The ACM Code of Ethics is explicitly mentioned in the case study booklet. This code provides guidance for professionals who work in the computing industry; respecting privacy is one of its key requirements.
Facial recognition in China
Big Brother facial recognition needs ethical regulations discusses the rampant use of facial recognition technology in China. This includes a huge range of facial recognition technologies for everything from traffic cameras to public toilets. How China Is Using A.I. to Profile a Minority explains how the technology can be used to discriminate against (in this case) Muslim minorities. In China, Facial Recognition Tech Is Watching You is another article on this theme, which even includes the use of AI-powered sunglasses by police officers. These are three truly frightening articles that highlight the potential for misuse and abuse of technologies such as facial recognition.
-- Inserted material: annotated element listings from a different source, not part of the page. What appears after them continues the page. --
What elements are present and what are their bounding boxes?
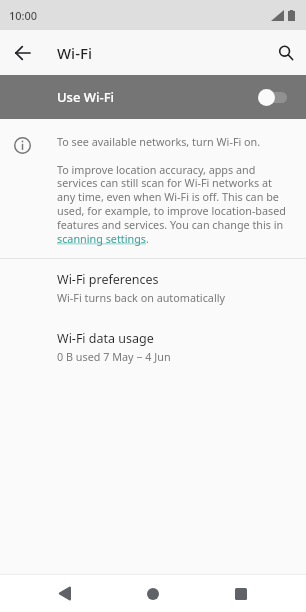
button[interactable]: Wi‑Fi data usage [0, 315, 306, 374]
staticText: Wi‑Fi [57, 43, 92, 63]
button[interactable]: Navigate up [8, 39, 36, 67]
button[interactable]: Back [46, 575, 83, 612]
button[interactable]: Use Wi‑Fi [0, 75, 306, 119]
button[interactable]: Recents [222, 575, 259, 612]
staticText: 0 B used 7 May − 4 Jun [57, 349, 171, 364]
staticText: Use Wi‑Fi [57, 88, 115, 106]
button[interactable]: Home [134, 575, 171, 612]
staticText: To see available networks, turn Wi‑Fi on… [57, 134, 261, 149]
staticText: 10:00 [9, 8, 38, 23]
button[interactable]: Wi‑Fi preferences [0, 259, 306, 315]
staticText: Wi‑Fi turns back on automatically [57, 290, 225, 305]
staticText: Wi‑Fi preferences [57, 271, 159, 288]
staticText: Wi‑Fi data usage [57, 330, 154, 347]
button[interactable]: Search [272, 39, 300, 67]
staticText: To improve location accuracy, apps and s… [57, 162, 287, 246]
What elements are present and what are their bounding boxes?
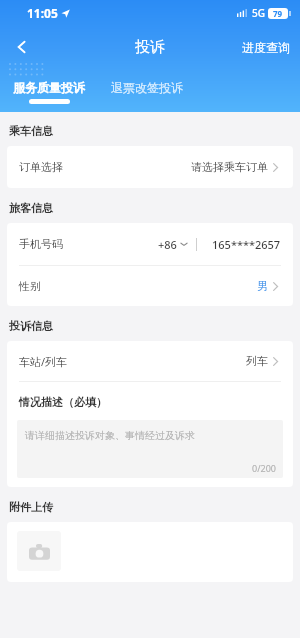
staticText: 旅客信息 [9,201,53,215]
staticText: 车站/列车 [19,354,68,369]
staticText: +86 [158,237,177,252]
button[interactable]: 订单选择 [7,146,293,188]
button[interactable]: 性别 [7,266,293,306]
button[interactable]: 服务质量投诉 [0,80,98,108]
staticText: 情况描述（必填） [19,395,107,409]
staticText: 附件上传 [9,500,53,514]
button[interactable]: 手机号码 [7,223,293,265]
staticText: 请详细描述投诉对象、事情经过及诉求 [25,429,195,442]
staticText: 165****2657 [212,237,281,252]
staticText: 0/200 [252,462,276,474]
staticText: 男 [257,279,268,293]
staticText: 订单选择 [19,160,63,174]
staticText: 进度查询 [242,40,290,55]
button[interactable]: 退票改签投诉 [98,80,196,108]
button[interactable]: 车站/列车 [7,341,293,381]
button[interactable]: 请详细描述投诉对象、事情经过及诉求 [17,420,283,478]
staticText: 手机号码 [19,237,63,251]
staticText: 服务质量投诉 [13,80,85,95]
staticText: 投诉信息 [9,319,53,333]
staticText: 79 [273,8,283,19]
button[interactable]: Back [5,30,39,64]
button[interactable]: 进度查询 [239,35,293,60]
staticText: 性别 [19,279,41,293]
staticText: 乘车信息 [9,124,53,138]
button[interactable]: Upload photo [17,531,61,571]
staticText: 列车 [246,354,268,368]
staticText: 请选择乘车订单 [191,160,268,174]
staticText: 5G [252,6,265,20]
staticText: 11:05 [27,5,58,21]
staticText: 投诉 [135,38,165,57]
staticText: 退票改签投诉 [111,80,183,95]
How To Run An Ethical IT Shop
This article from Microsoft highlights some best practices for companies who are considering implementing facial recognition technology in the workplace. It is easy to imagine how the SEACS shops would need to consider some of these.
The Ethics of Facial Recognition Software
This article starts with a discussion of 'celebrity recognition software', which builds upon facial recognition systems. However, the great thing about this article is the numerous links to related articles, covering everything from the risk of hacking facial recognition systems to a set of proposed ethical guidelines for companies using facial recognition.
Future Developments in Facial Recognition
The case study booklet states that pupils should consider 'future developments' within the context of FaceToFace, SEACS, and facial recognition technology. The news articles below provide a (hopefully realistic) examination of how this technology might develop in the foreseeable future.
The Verge reports that the US plans to implement facial recognition technology at its top 20 airports for all international passengers, with the aim of improving security and efficiency. Forbes and CNET articles both question whether we should be concerned about this technology and its effects on privacy.